Dutch humanitarians during the Nazi era

Johtje and Aart Vos, a Dutch married couple, were members of the Dutch Resistance during World War II. They saved 36 lives during the war by hiding Jews in their home.

== Early years ==
Johtje Vos was born Johanna Kuyper on 29 December 1909 in Amersfoort, Netherlands. The Voses were married in 1942; they had five children.

== World War II ==
The Voses began their resistance work when the Germans forced their Jewish friends to move into the Jewish quarter of Amsterdam. One friend asked the Voses to hide a Jewish child and a piano from the Germans. The Voses agreed. Another friend asked them to hide a suitcase full of valuables. Once again, the Voses agreed.

Before long, the couple joined the Laren Resistance Group. The Voses agreed to use their home as a hiding space for Jews. The Voses lived on a dead-end street, backing up to the woods, making transporting individuals discreetly an easier task. Aart constructed a 55 yard tunnel from their house to the woods. Johtje oversaw the household matters and tended to the refugees. Aart supplied food for the refugees and communicated with the larger Resistance community.

Jews seeking refuge at the Vos house were required to bring special identification paper work. In one instance, Johtje turned away a man begging for asylum because he failed to produce these identification. The Voses later discovered that he was a German informant.

On one occasion, the Gestapo arrested a member of the Laren group. In response, the Voses retrieved contraband from his home and buried it in their back yard. Soon afterwards, the Gestapo arrived at the Vos house with the resistance member, bloodied from torture . The Gestapo officers told the Voses to return the contraband or they would execute the prisoner.

Johtje devised a plan to save him. He sent the man's wife to dig up the contraband and bring it to the Gestapo, telling them she found it at her brother-in-law's house (who was safe in hiding).

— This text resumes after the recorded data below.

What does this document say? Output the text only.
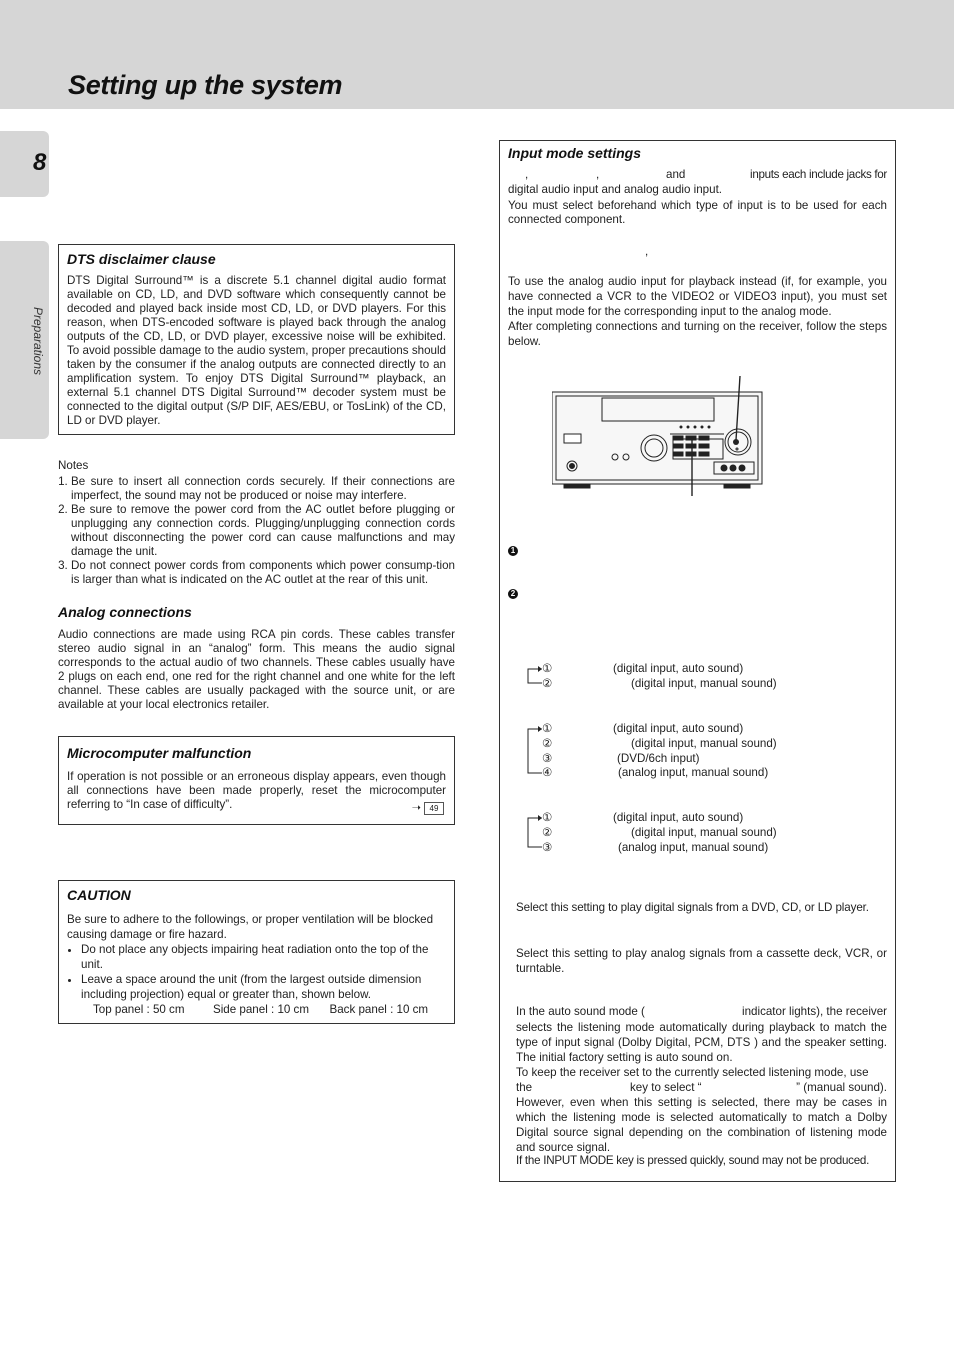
Setting up the system
8
Preparations
DTS disclaimer clause

DTS Digital Surround™ is a discrete 5.1 channel digital audio format available on CD, LD, and DVD software which consequently cannot be decoded and played back inside most CD, LD, or DVD players. For this reason, when DTS-encoded software is played back through the analog outputs of the CD, LD, or DVD player, excessive noise will be exhibited. To avoid possible damage to the audio system, proper precautions should taken by the consumer if the analog outputs are connected directly to an amplification system. To enjoy DTS Digital Surround™ playback, an external 5.1 channel DTS Digital Surround™ decoder system must be connected to the digital output (S/P DIF, AES/EBU, or TosLink) of the CD, LD or DVD player.

Notes

1. Be sure to insert all connection cords securely. If their connections are imperfect, the sound may not be produced or noise may interfere.
2. Be sure to remove the power cord from the AC outlet before plugging or unplugging any connection cords. Plugging/unplugging connection cords without disconnecting the power cord can cause malfunctions and may damage the unit.
3. Do not connect power cords from components which power consump-tion is larger than what is indicated on the AC outlet at the rear of this unit.
Analog connections

Audio connections are made using RCA pin cords. These cables transfer stereo audio signal in an “analog” form. This means the audio signal corresponds to the actual audio of two channels. These cables usually have 2 plugs on each end, one red for the right channel and one white for the left channel. These cables are usually packaged with the source unit, or are available at your local electronics retailer.

Microcomputer malfunction

If operation is not possible or an erroneous display appears, even though all connections have been made properly, reset the microcomputer referring to “In case of difficulty”.	➝ 49
CAUTION

Be sure to adhere to the followings, or proper ventilation will be blocked causing damage or fire hazard.

• Do not place any objects impairing heat radiation onto the top of the unit.
• Leave a space around the unit (from the largest outside dimension including projection) equal or greater than, shown below.
Top panel : 50 cm Side panel : 10 cm Back panel : 10 cm
Input mode settings
,	,	and	inputs each include jacks for

digital audio input and analog audio input.

You must select beforehand which type of input is to be used for each connected component.

,

To use the analog audio input for playback instead (if, for example, you have connected a VCR to the VIDEO2 or VIDEO3 input), you must set the input mode for the corresponding input to the analog mode.

After completing connections and turning on the receiver, follow the steps below.

1
2
①	(digital input, auto sound)
②	(digital input, manual sound)
①	(digital input, auto sound)
②	(digital input, manual sound)
③	(DVD/6ch input)
④	(analog input, manual sound)
①	(digital input, auto sound)
②	(digital input, manual sound)
③	(analog input, manual sound)

Select this setting to play digital signals from a DVD, CD, or LD player.

Select this setting to play analog signals from a cassette deck, VCR, or turntable.

In the auto sound mode (	indicator lights), the receiver

selects the listening mode automatically during playback to match the type of input signal (Dolby Digital, PCM, DTS ) and the speaker setting. The initial factory setting is auto sound on.

To keep the receiver set to the currently selected listening mode, use

the	key to select “	” (manual sound).

However, even when this setting is selected, there may be cases in which the listening mode is selected automatically to match a Dolby Digital source signal depending on the combination of listening mode and source signal.

If the INPUT MODE key is pressed quickly, sound may not be produced.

The Gestapo released the prisoner.

== Legacy ==
During the German occupation of the Netherlands, the Voses saved a total of 36 lives.

After the war, the Voses was honored with the Righteous Among the Nations award. They tried to adopt a young girl they had sheltered, but the Jewish community, anxious to preserve her Jewish identity, send her instead to an orphanage.

Johtje was interviewed for Gay Block and Malka Drucker's book Rescuers: Portraits of Moral Courage in the Holocaust which was released in 1992. Vos, in this interview, disagreed with the characterization of the couple's actions as heroic: “I want to say right away that the words ‘hero’ and ‘righteous gentile’ are terribly misplaced.” In 1999, Johtje Vos wrote a memoir about their experiences titled The End of the Tunnel.

Aart Vos died in 1990, Johtja Vos on 10 October 2007. The couple is survived by fifteen grandchildren and fifteen great-grandchildren.

In 1998, Paramount Global produced the TV drama series "Stories of Courage: Two Couples" which reproduced the historical story of this couple who rescued the Jewish people.